In principle, the IS method, whether it is the external mode or the embedded mode, needs one-to-one distribution of the IS substance and the analyte on the SERS substrate to ensure that the normalized signal of the analyte maintains a stable value. Otherwise, even if there is no fluctuation of the measuring parameters, the inconsistent distribution between the IS substance and the analyte can still lead to poor reproducibility of the normalized signals, which would make the IS method lose its calibration function. What is more, the one-to-one distribution of the IS substance and the analyte on the substrate is usually very difficult to be achieved. In addition, the organic IS molecules in the external mode may compete with the target molecules to occupy the sites on the hot spots and generate interference to Raman bands, resulting in reduced detection sensitivity and difficulty in signal recognition. For the embedded mode, it is highly dependent on the complicated core-molecule-shell nanostructures and the homogeneous modification of IS molecules in the plasmonic gaps, which increase the difficulty in the substrate fabrication. All in all, the accurate quantitative SERS detection, especially during the field tests which often involve different operators, different Raman spectrometers, and different test sites and moments and hence produce highly scattered measurements, is still expected and remains to be a bottleneck for SERS practical applications.

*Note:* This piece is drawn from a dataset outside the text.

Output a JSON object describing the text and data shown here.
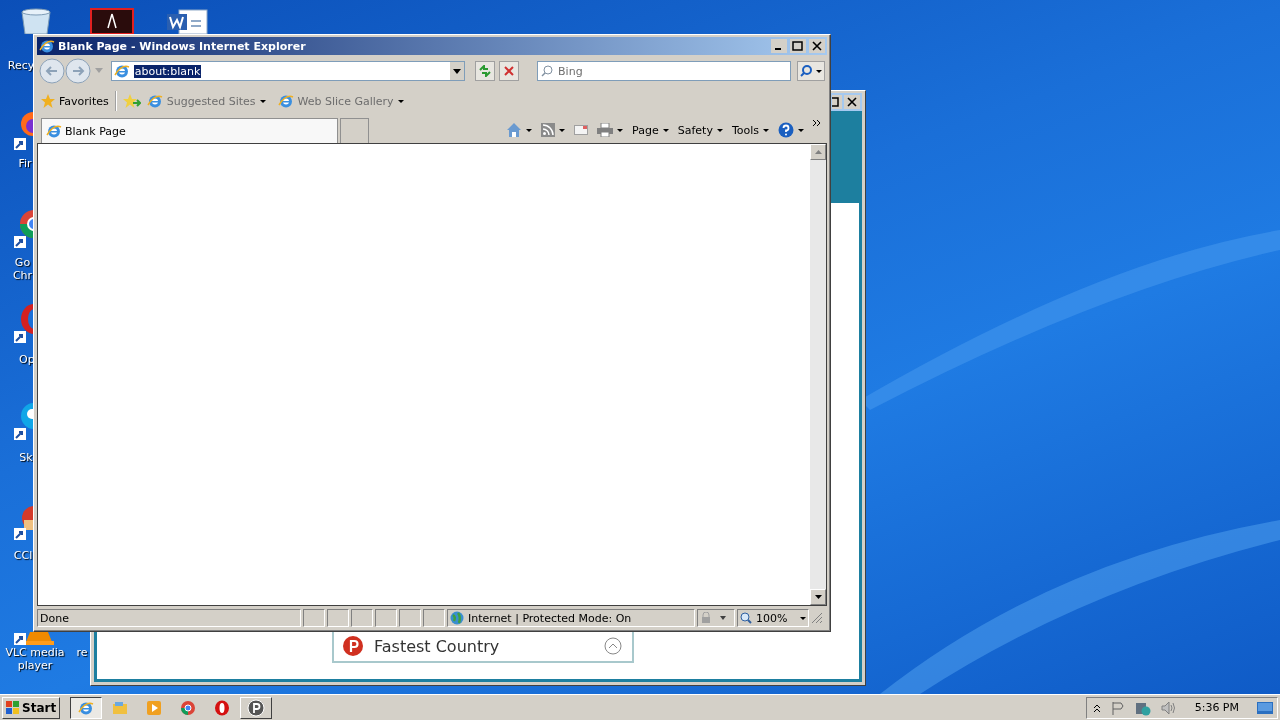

Herein, we present a facile strategy for accurate and quantitative SERS for field tests via designing a structurally homogeneous Ag-coated silicon nanocone array (Ag/SiNCA). Such an array is fabricated as the SERS chips by depositing Ag on the template etching-induced Si NCA. Typically, 4-aminothiophenol (4-ATP) is taken as the analyte. It is demonstrated that the Si right below the Ag coating can respond to the fluctuations of the measuring conditions (such as focusing depth, laser power, operators, and instruments) synchronously with and similar to the adsorbed analyte, and the big fluctuations in measurements can well be eliminated by Si signal normalization or calibration, achieving excellent signal reproducibility (mostly, <5% in signal fluctuations) and accurate quantitative SERS detection. Finally, the simulated field tests show that the presented strategy is suitable for the quantitative detection on-site with the highly scattered SERS measurements (1 or 2 orders of magnitude in signal fluctuation), exhibiting good practicability. This study provides not only a new practical chip but also effective quantitative SERS for the field tests with large fluctuations in measuring conditions.

2. Quantitative Strategy and SERS Chip Design

As mentioned above, although the current SERS chips can mostly ensure the homogeneous distribution of the hotspots on the substrates at the scale of the incident spot, it is difficult to effectively eliminate the signal fluctuation induced by the variations in measuring parameters. The IS methods could effectively reduce the disturbance from the variations in measuring conditions but need using some organic molecules, which would cause complex Raman spectral patterns, in addition to the difficulty in obtaining the one-to-one distribution of the IS substance and the analyte.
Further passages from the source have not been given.